Frequently asked questions
What is an MCP visual testing workflow?
An MCP visual testing workflow is the loop where an AI coding assistant makes a UI change, then calls a visual testing server through the Model Context Protocol to screenshot the result, diff it against an approved baseline, and report any visual regression. The assistant verifies its own work before you review the code, so layout breakage surfaces in the same session.
How does an AI assistant verify a UI change with MCP?
After editing the code, the assistant calls MCP tools such as run-visual-regression and get-diff-report.
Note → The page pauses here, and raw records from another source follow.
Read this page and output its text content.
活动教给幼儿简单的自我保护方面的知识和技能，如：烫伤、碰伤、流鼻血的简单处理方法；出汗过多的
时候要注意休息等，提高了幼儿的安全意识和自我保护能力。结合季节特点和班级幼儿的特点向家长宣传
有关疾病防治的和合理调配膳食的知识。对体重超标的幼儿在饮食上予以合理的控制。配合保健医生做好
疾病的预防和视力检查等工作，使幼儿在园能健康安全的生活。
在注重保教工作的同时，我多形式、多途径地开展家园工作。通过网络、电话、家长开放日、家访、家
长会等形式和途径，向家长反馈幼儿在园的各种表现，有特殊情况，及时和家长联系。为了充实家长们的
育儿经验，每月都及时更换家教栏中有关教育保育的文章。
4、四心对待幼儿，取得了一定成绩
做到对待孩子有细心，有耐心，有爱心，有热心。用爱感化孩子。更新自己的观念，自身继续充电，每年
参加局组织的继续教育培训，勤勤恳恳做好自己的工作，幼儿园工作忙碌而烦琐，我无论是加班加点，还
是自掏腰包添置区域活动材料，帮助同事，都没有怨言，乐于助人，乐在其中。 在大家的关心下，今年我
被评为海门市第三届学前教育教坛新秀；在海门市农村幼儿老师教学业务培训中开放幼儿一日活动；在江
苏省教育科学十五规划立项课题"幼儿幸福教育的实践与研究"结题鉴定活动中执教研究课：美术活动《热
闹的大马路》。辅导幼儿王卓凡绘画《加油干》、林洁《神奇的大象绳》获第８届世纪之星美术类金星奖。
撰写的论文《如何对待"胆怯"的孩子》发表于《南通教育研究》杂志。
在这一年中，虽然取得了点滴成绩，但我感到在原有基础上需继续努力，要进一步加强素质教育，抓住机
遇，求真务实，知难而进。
The server captures the page across the configured viewports, compares each screenshot to the baseline using perceptual diffing, and returns a structured verdict. The assistant reads that verdict and either flags the regression or, for an intended change, calls approve-changes to update the baseline.
Can visual regression testing catch bugs that unit tests miss?
Yes. Unit and functional tests assert behaviour and the contents of the DOM, not how the page looks. A change can leave every assertion green while shifting a badge, breaking alignment, or collapsing spacing. Visual regression testing compares the rendered pixels, so it catches the layout and styling regressions that behavioural tests are blind to by design.
Why run visual testing through MCP instead of only in CI?
Running it through MCP moves the check into the editing session, so the assistant catches a regression seconds after introducing it, with full context of the change. CI is still worth keeping as the backstop that gates merges, but catching the break at authoring time is faster to fix and avoids a round trip through a failed pipeline.
What does approve-changes do in a visual testing MCP server?
approve-changes promotes the current screenshot to be the new baseline for that page and viewport. When a visual difference is intentional, such as a deliberate redesign, you approve it so future runs compare against the updated look. It is the mechanism that separates a real regression, which you fix, from an intended change, which you accept.